Sia-rifiuti

Seppur si fa fatica a vedere la luce in fondo al tunnel, con SIA sull’orlo del fallimento e impossibilitata a svolgere i propri servizi, i contratti di ARO sono stati firmati con l’AGER che si è sostituita ai comuni. E di contro è ripreso il servizio di raccolta dopo che ieri era stato pagato lo stipendio del mese scorso.

Si apre una nuova fase in SIA, con il management che sicuramente sarà sostituito da una nuova figura, che potrebbe traghettare l’azienda – dicono molti – verso la messa in liquidazione. Una fine tragica – che in molti, a cominciare dai dipendenti, vorrebbero scongiurare – motivata dal fatto che le somme rinvenenti dal contratto non basterebbero a garantire il rilancio, ma semplicemente l’ordinaria amministrazione, facendo di fatto precipitare la situazione di qui a qualche mese, quando tutti i creditori avranno emesso decreti ingiuntivi nei confronti della società in house.

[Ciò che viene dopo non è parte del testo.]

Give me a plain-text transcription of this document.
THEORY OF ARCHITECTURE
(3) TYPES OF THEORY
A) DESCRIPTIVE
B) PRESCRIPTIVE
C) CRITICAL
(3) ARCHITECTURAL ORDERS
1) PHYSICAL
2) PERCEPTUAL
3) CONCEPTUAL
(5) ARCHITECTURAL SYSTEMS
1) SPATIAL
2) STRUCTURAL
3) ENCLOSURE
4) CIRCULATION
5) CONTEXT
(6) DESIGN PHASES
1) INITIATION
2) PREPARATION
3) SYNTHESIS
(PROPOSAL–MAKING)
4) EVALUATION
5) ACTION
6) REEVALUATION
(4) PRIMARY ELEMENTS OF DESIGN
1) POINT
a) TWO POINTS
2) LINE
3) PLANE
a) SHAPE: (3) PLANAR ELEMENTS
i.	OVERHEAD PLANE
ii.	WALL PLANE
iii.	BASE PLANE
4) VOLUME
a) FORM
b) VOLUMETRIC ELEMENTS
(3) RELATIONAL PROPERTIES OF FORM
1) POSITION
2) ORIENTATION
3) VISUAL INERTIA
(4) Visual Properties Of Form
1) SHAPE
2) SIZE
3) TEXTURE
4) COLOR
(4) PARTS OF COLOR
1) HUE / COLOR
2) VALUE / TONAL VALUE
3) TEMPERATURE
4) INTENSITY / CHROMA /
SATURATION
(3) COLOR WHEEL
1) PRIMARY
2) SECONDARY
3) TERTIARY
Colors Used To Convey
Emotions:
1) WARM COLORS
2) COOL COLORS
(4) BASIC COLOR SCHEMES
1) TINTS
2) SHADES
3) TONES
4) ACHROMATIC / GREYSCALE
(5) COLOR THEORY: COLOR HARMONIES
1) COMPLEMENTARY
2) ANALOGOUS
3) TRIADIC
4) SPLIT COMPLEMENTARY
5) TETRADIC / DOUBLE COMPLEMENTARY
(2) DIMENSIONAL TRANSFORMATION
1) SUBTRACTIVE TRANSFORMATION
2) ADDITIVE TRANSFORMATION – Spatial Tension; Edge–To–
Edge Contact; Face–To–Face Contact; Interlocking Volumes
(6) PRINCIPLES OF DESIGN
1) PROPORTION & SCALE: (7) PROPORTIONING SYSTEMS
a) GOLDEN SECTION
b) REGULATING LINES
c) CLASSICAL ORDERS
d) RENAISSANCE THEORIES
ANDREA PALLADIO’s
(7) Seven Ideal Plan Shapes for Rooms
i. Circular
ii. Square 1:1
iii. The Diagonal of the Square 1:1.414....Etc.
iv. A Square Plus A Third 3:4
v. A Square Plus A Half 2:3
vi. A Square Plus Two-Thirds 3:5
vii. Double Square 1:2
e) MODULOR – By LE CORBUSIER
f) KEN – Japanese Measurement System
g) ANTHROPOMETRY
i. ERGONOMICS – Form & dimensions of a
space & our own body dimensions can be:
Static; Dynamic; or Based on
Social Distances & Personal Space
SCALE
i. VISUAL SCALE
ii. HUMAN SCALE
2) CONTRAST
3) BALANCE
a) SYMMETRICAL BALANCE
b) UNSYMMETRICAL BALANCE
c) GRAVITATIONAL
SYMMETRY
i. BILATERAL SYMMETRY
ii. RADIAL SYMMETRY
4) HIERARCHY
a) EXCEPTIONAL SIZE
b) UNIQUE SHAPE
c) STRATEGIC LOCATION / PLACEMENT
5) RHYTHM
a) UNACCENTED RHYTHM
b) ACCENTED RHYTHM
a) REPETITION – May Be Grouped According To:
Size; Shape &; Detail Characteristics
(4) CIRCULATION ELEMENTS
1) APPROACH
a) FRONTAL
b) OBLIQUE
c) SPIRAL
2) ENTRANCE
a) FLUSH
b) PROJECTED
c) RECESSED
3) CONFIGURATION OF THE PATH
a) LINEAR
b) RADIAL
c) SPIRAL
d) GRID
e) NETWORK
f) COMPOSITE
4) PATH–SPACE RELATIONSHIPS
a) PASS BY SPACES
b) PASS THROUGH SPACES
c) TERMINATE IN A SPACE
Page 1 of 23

Nella riunione di venerdì pomeriggio, nella quale c’erano tutti i Sindaci ad esclusione dell’ormai presidente del Consorzio Franco Metta, l’AGER ha firmato per i comuni, ma ai 14 milioni di euro, conti alla mano, ne mancherebbero altri 3, secondo il preventivo dei vertici SIA. «È da accertare che la stessa Sia sarà in grado di onorare i contratti» ha anticipato il Sindaco di Trinitapoli Di Feo. Sarebbero inoltre ancora in fase di verifica tutte le cifre, compreso il contratto del Comune di Cerignola.